The discovery of gravitational waves was just the beginning of mankind’s sustained inquiry into these strange, faint signals. The European Space Agency was already thinking several steps ahead before the announcement by LIGO was made in February. That’s why it launched the LISA Pathfinder back in December — to detect and study gravitational waves directly out in space. What the ESA didn’t expect, however, was that LISA was going to exhibit data gathering capabilities not related to gravity wave research. Scientists are now proposing using the probe to tabulate micrometeoroids — space rocks virtually the size of a marble or smaller — that threaten our satellites and other spacecraft currently in orbit.

A single asteroid can be traveling up 22,000 miles per hour in the vacuum of space. At those speeds, it doesn’t matter if the rock is a size of a pea; it can still cause an immense amount of damage through our space hardware or even the spacesuits of astronauts conducting a spacewalk. But gravity waves and micrometeoroids are very different things. How exactly are scientists going to use LISA to study rocks?

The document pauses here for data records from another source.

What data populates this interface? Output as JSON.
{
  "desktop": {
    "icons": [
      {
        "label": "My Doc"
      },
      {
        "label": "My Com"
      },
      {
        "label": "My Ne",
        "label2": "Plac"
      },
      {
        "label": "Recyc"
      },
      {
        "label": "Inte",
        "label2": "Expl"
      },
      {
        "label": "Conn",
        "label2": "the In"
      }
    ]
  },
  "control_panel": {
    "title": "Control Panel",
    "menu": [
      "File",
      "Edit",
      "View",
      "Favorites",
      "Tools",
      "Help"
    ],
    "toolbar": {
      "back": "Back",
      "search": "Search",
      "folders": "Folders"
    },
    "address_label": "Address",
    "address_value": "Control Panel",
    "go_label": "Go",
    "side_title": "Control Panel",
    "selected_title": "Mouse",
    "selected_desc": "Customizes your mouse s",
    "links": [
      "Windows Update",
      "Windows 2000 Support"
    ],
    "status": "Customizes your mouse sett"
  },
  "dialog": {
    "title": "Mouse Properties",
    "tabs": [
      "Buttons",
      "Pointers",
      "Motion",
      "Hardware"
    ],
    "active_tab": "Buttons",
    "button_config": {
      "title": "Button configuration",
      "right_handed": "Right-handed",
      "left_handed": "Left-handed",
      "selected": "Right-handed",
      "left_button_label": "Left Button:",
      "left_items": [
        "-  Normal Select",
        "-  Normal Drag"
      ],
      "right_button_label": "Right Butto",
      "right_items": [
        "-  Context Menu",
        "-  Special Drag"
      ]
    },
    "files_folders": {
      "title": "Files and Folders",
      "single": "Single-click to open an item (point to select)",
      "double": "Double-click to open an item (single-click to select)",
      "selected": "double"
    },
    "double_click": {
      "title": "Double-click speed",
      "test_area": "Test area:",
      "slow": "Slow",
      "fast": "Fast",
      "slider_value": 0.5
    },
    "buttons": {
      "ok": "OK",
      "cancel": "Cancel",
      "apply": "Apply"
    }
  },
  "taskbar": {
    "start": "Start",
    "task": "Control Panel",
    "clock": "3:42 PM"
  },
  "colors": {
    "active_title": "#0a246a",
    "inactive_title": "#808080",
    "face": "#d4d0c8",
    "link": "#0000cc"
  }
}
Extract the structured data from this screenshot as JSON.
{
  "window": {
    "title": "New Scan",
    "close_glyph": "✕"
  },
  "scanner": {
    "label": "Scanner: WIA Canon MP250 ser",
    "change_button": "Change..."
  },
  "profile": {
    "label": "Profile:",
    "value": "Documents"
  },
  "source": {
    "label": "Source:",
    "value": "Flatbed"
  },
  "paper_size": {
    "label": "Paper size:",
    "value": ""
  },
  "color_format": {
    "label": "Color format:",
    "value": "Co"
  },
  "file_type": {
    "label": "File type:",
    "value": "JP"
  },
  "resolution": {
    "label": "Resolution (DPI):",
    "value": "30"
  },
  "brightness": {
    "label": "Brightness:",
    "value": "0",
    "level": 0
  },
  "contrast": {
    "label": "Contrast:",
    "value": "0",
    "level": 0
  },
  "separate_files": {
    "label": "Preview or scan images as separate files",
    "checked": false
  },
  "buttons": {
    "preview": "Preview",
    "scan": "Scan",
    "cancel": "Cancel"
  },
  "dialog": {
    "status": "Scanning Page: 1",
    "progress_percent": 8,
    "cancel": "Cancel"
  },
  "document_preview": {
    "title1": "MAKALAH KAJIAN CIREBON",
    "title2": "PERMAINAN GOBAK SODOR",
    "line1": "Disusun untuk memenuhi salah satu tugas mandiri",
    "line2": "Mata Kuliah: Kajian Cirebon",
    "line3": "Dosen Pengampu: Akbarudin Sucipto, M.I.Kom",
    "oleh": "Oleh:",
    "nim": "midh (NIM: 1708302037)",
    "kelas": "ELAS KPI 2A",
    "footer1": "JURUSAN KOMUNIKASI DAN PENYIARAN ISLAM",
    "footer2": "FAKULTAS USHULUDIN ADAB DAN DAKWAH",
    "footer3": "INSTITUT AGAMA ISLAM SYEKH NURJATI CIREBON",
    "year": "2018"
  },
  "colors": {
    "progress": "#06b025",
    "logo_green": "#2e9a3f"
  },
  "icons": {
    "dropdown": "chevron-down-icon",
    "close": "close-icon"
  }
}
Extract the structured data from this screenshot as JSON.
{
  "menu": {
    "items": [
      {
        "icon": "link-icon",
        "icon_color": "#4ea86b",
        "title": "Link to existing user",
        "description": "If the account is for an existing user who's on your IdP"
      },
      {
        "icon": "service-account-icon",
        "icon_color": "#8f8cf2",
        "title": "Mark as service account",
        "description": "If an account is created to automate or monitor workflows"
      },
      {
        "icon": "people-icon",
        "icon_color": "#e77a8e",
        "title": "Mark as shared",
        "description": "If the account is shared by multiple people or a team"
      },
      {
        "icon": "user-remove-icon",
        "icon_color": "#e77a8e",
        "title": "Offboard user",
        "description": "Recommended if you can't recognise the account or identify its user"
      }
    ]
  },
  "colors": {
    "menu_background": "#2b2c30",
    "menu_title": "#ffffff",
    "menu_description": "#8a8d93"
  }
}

The internal sensor tech of the LISA Pathfinder

The spacecraft is fitted with an instrument that floats weightlessly inside. It’s designed to pick up on very slight changes in spacetime — i.e. the very small ripples caused by gravitational waves, while accounting for and adjusting to other external stimuli. As reported by Space.com, NASA astrophysicist Ira Thorpe, part of the LISA Pathfinder team, wants to flip that last function on its head: instead of tossing out the noisy data the system throws out as just unwanted disturbance, collecting it, and using it to count micrometeoroids.

Spacecraft constantly threatened by small rocks zipping at high speeds. Bigger spacecraft like the ISS are fitted with more durable protection to resist tears from micrometeoroids — but that protection comes at a much bigger cost. Smaller satellites, especially ones that have no avoidance maneuver mechanisms, are virtually on their own.

This issue becomes an even bigger problem when we consider how scientists are looking to use more and more lightweight materials as a part of spacecraft structures. Case in point: Yuri Milner’s and Stephen Hawking’s Breakthrough Starshot initiative, which seeks to fit tiny sensors with meter-sized solar sails for propulsion. Those sails will be incredibly thin and lightweight, allowing the craft to move faster through space, but also putting them at risk for catastrophic failure from just a single tear or hit by a flying space rock.

Thorpe’s idea for LISA could be invaluable to space exploration down the road as we start to shift to thinner, lighter materials. If he can push his proposal from concept to reality, we’ll find out soon enough.